The beautiful images of blended families plastered across social media only tell a portion of the reality of being involved with someone with kids. While step-parenting can be a wonderfully rewarding experience, people rarely speak transparently about the challenges and hard work that have to be invested before you find your groove as a family. For some, it can take a few months. For others, years. And in some unfortunate cases, things never truly come together. Trying to blend a family can be a highly emotional experience and not everyone is cut out for it. If you’re thinking about loosening up your rule about dating men with kids, here are four things to seriously consider:
You may share a home with those kids someday
Custodial arrangements change every day so just because your partner’s children primarily reside with their other parent now doesn’t mean that it will always be this way. Getting seriously involved with a man who has children means there’s a pretty good chance that said children will live under your roof at some point. This is not necessarily a bad thing, but it’s something to seriously consider. You should be sure that you’re okay with this possibility as many find it hard to adjust to living with children that are not biologically theirs.
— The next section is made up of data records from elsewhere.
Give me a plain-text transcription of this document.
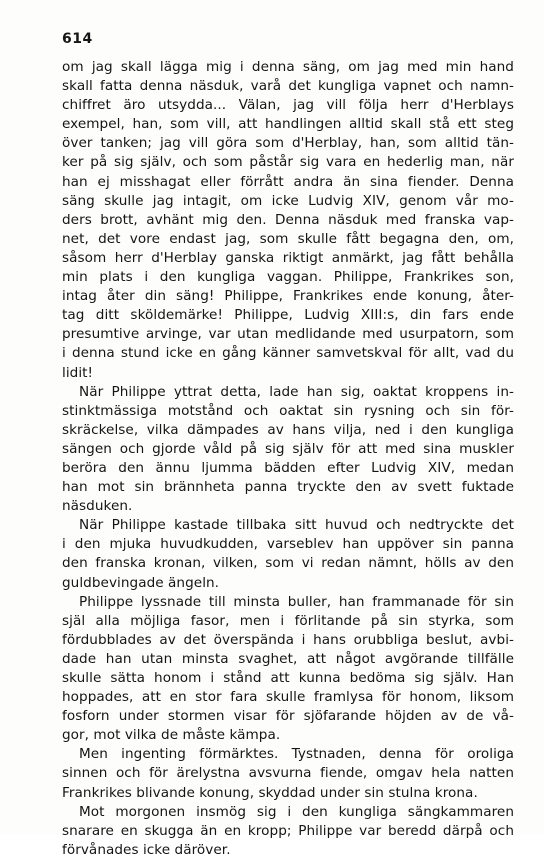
614
om jag skall lägga mig i denna säng, om jag med min hand
skall fatta denna näsduk, varå det kungliga vapnet och namn-
chiffret äro utsydda... Välan, jag vill följa herr d'Herblays
exempel, han, som vill, att handlingen alltid skall stå ett steg
över tanken; jag vill göra som d'Herblay, han, som alltid tän-
ker på sig själv, och som påstår sig vara en hederlig man, när
han ej misshagat eller förrått andra än sina fiender. Denna
säng skulle jag intagit, om icke Ludvig XIV, genom vår mo-
ders brott, avhänt mig den. Denna näsduk med franska vap-
net, det vore endast jag, som skulle fått begagna den, om,
såsom herr d'Herblay ganska riktigt anmärkt, jag fått behålla
min plats i den kungliga vaggan. Philippe, Frankrikes son,
intag åter din säng! Philippe, Frankrikes ende konung, åter-
tag ditt sköldemärke! Philippe, Ludvig XIII:s, din fars ende
presumtive arvinge, var utan medlidande med usurpatorn, som
i denna stund icke en gång känner samvetskval för allt, vad du
lidit!
När Philippe yttrat detta, lade han sig, oaktat kroppens in-
stinktmässiga motstånd och oaktat sin rysning och sin för-
skräckelse, vilka dämpades av hans vilja, ned i den kungliga
sängen och gjorde våld på sig själv för att med sina muskler
beröra den ännu ljumma bädden efter Ludvig XIV, medan
han mot sin brännheta panna tryckte den av svett fuktade
näsduken.
När Philippe kastade tillbaka sitt huvud och nedtryckte det
i den mjuka huvudkudden, varseblev han uppöver sin panna
den franska kronan, vilken, som vi redan nämnt, hölls av den
guldbevingade ängeln.
Philippe lyssnade till minsta buller, han frammanade för sin
själ alla möjliga fasor, men i förlitande på sin styrka, som
fördubblades av det överspända i hans orubbliga beslut, avbi-
dade han utan minsta svaghet, att något avgörande tillfälle
skulle sätta honom i stånd att kunna bedöma sig själv. Han
hoppades, att en stor fara skulle framlysa för honom, liksom
fosforn under stormen visar för sjöfarande höjden av de vå-
gor, mot vilka de måste kämpa.
Men ingenting förmärktes. Tystnaden, denna för oroliga
sinnen och för ärelystna avsvurna fiende, omgav hela natten
Frankrikes blivande konung, skyddad under sin stulna krona.
Mot morgonen insmög sig i den kungliga sängkammaren
snarare en skugga än en kropp; Philippe var beredd därpå och
förvånades icke däröver.
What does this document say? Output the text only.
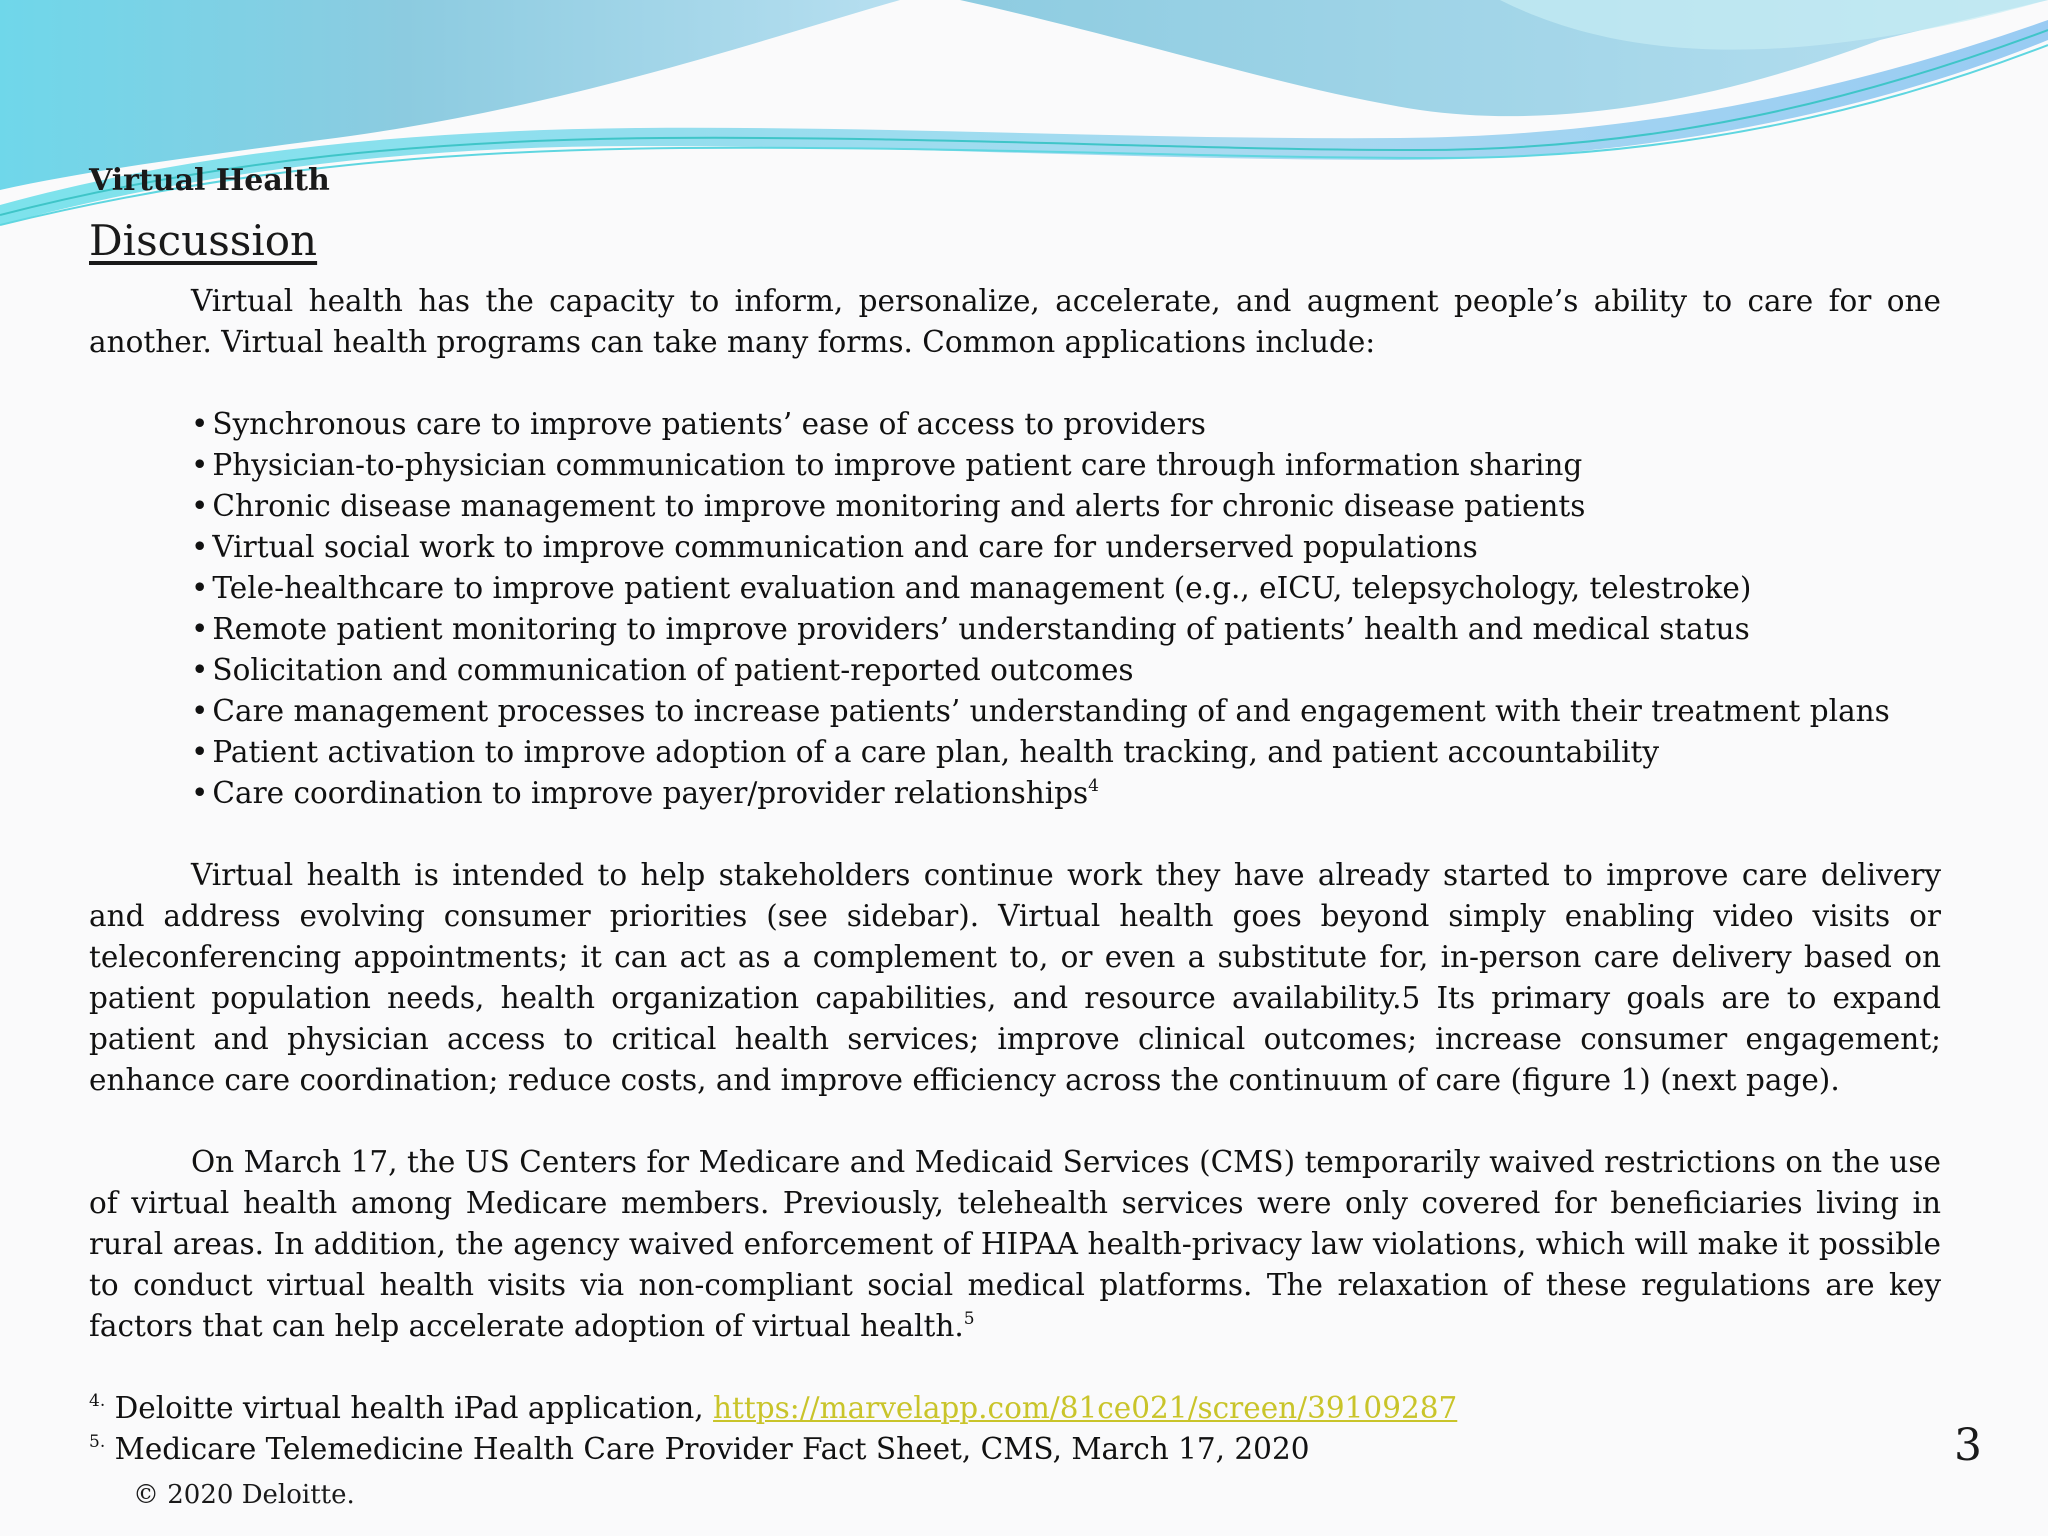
Virtual Health
Discussion

Virtual health has the capacity to inform, personalize, accelerate, and augment people’s ability to care for one another. Virtual health programs can take many forms. Common applications include:

• Synchronous care to improve patients’ ease of access to providers
• Physician-to-physician communication to improve patient care through information sharing
• Chronic disease management to improve monitoring and alerts for chronic disease patients
• Virtual social work to improve communication and care for underserved populations
• Tele-healthcare to improve patient evaluation and management (e.g., eICU, telepsychology, telestroke)
• Remote patient monitoring to improve providers’ understanding of patients’ health and medical status
• Solicitation and communication of patient-reported outcomes
• Care management processes to increase patients’ understanding of and engagement with their treatment plans
• Patient activation to improve adoption of a care plan, health tracking, and patient accountability
• Care coordination to improve payer/provider relationships$^4$

Virtual health is intended to help stakeholders continue work they have already started to improve care delivery and address evolving consumer priorities (see sidebar). Virtual health goes beyond simply enabling video visits or teleconferencing appointments; it can act as a complement to, or even a substitute for, in-person care delivery based on patient population needs, health organization capabilities, and resource availability.5 Its primary goals are to expand patient and physician access to critical health services; improve clinical outcomes; increase consumer engagement; enhance care coordination; reduce costs, and improve efficiency across the continuum of care (figure 1) (next page).

On March 17, the US Centers for Medicare and Medicaid Services (CMS) temporarily waived restrictions on the use of virtual health among Medicare members. Previously, telehealth services were only covered for beneficiaries living in rural areas. In addition, the agency waived enforcement of HIPAA health-privacy law violations, which will make it possible to conduct virtual health visits via non-compliant social medical platforms. The relaxation of these regulations are key factors that can help accelerate adoption of virtual health.$^5$

$^{4.}$ Deloitte virtual health iPad application, https://marvelapp.com/81ce021/screen/39109287
$^{5.}$ Medicare Telemedicine Health Care Provider Fact Sheet, CMS, March 17, 2020	3
© 2020 Deloitte.
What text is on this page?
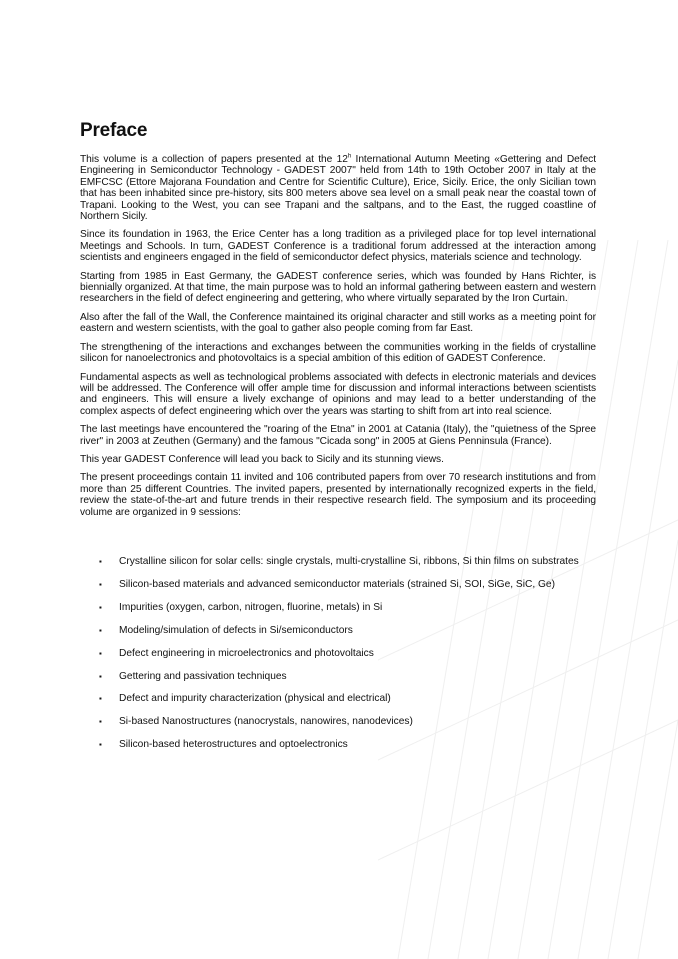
Preface

This volume is a collection of papers presented at the 12$^h$ International Autumn Meeting «Gettering and Defect Engineering in Semiconductor Technology - GADEST 2007" held from 14th to 19th October 2007 in Italy at the EMFCSC (Ettore Majorana Foundation and Centre for Scientific Culture), Erice, Sicily. Erice, the only Sicilian town that has been inhabited since pre-history, sits 800 meters above sea level on a small peak near the coastal town of Trapani. Looking to the West, you can see Trapani and the saltpans, and to the East, the rugged coastline of Northern Sicily.

Since its foundation in 1963, the Erice Center has a long tradition as a privileged place for top level international Meetings and Schools. In turn, GADEST Conference is a traditional forum addressed at the interaction among scientists and engineers engaged in the field of semiconductor defect physics, materials science and technology.

Starting from 1985 in East Germany, the GADEST conference series, which was founded by Hans Richter, is biennially organized. At that time, the main purpose was to hold an informal gathering between eastern and western researchers in the field of defect engineering and gettering, who where virtually separated by the Iron Curtain.

Also after the fall of the Wall, the Conference maintained its original character and still works as a meeting point for eastern and western scientists, with the goal to gather also people coming from far East.

The strengthening of the interactions and exchanges between the communities working in the fields of crystalline silicon for nanoelectronics and photovoltaics is a special ambition of this edition of GADEST Conference.

Fundamental aspects as well as technological problems associated with defects in electronic materials and devices will be addressed. The Conference will offer ample time for discussion and informal interactions between scientists and engineers. This will ensure a lively exchange of opinions and may lead to a better understanding of the complex aspects of defect engineering which over the years was starting to shift from art into real science.

The last meetings have encountered the "roaring of the Etna" in 2001 at Catania (Italy), the "quietness of the Spree river" in 2003 at Zeuthen (Germany) and the famous "Cicada song" in 2005 at Giens Penninsula (France).

This year GADEST Conference will lead you back to Sicily and its stunning views.

The present proceedings contain 11 invited and 106 contributed papers from over 70 research institutions and from more than 25 different Countries. The invited papers, presented by internationally recognized experts in the field, review the state-of-the-art and future trends in their respective research field. The symposium and its proceeding volume are organized in 9 sessions:

▪ Crystalline silicon for solar cells: single crystals, multi-crystalline Si, ribbons, Si thin films on substrates
▪ Silicon-based materials and advanced semiconductor materials (strained Si, SOI, SiGe, SiC, Ge)
▪ Impurities (oxygen, carbon, nitrogen, fluorine, metals) in Si
▪ Modeling/simulation of defects in Si/semiconductors
▪ Defect engineering in microelectronics and photovoltaics
▪ Gettering and passivation techniques
▪ Defect and impurity characterization (physical and electrical)
▪ Si-based Nanostructures (nanocrystals, nanowires, nanodevices)
▪ Silicon-based heterostructures and optoelectronics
Step-parenting can be a thankless job
What many people don’t share about step-parenting is that it can be a thankless job. In essence, you are sometimes expected to put in just as much work as biological parents without reaping even half of the rewards. The initial adjustment period can be brutal and it may cause you to question why you signed up for any of this in the first place. Many step-mothers go on to find their groove while others choose to disengage to guard themselves against further heartache.
Different parenting philosophies can cause a huge rift in your relationship
Many divorcees struggle with guilt behind breaking up their families. To ease their guilt and compensate, they may be way more lenient than many adults are accustomed to being. This can cause a rift in the relationship or marriage as the step-parent begins to feel as though a child is running amuck and calling the shots.
As hard as you try, you may still struggle to love them like they’re yours
Saying that you will love a child as if they’re your own and putting true action behind those words are two completely different things. Many step-parents report that they struggle to cultivate feelings for their step-children that are identical to their biological children. If we’re being honest, that love doesn’t always come instantly or as naturally as it does when the child is biologically yours. Even if you never get there, it’s important that you never outwardly make a difference between the children. It’s important to make a sincere effort to embrace your step-children and make them feel welcome, accepted, and valued.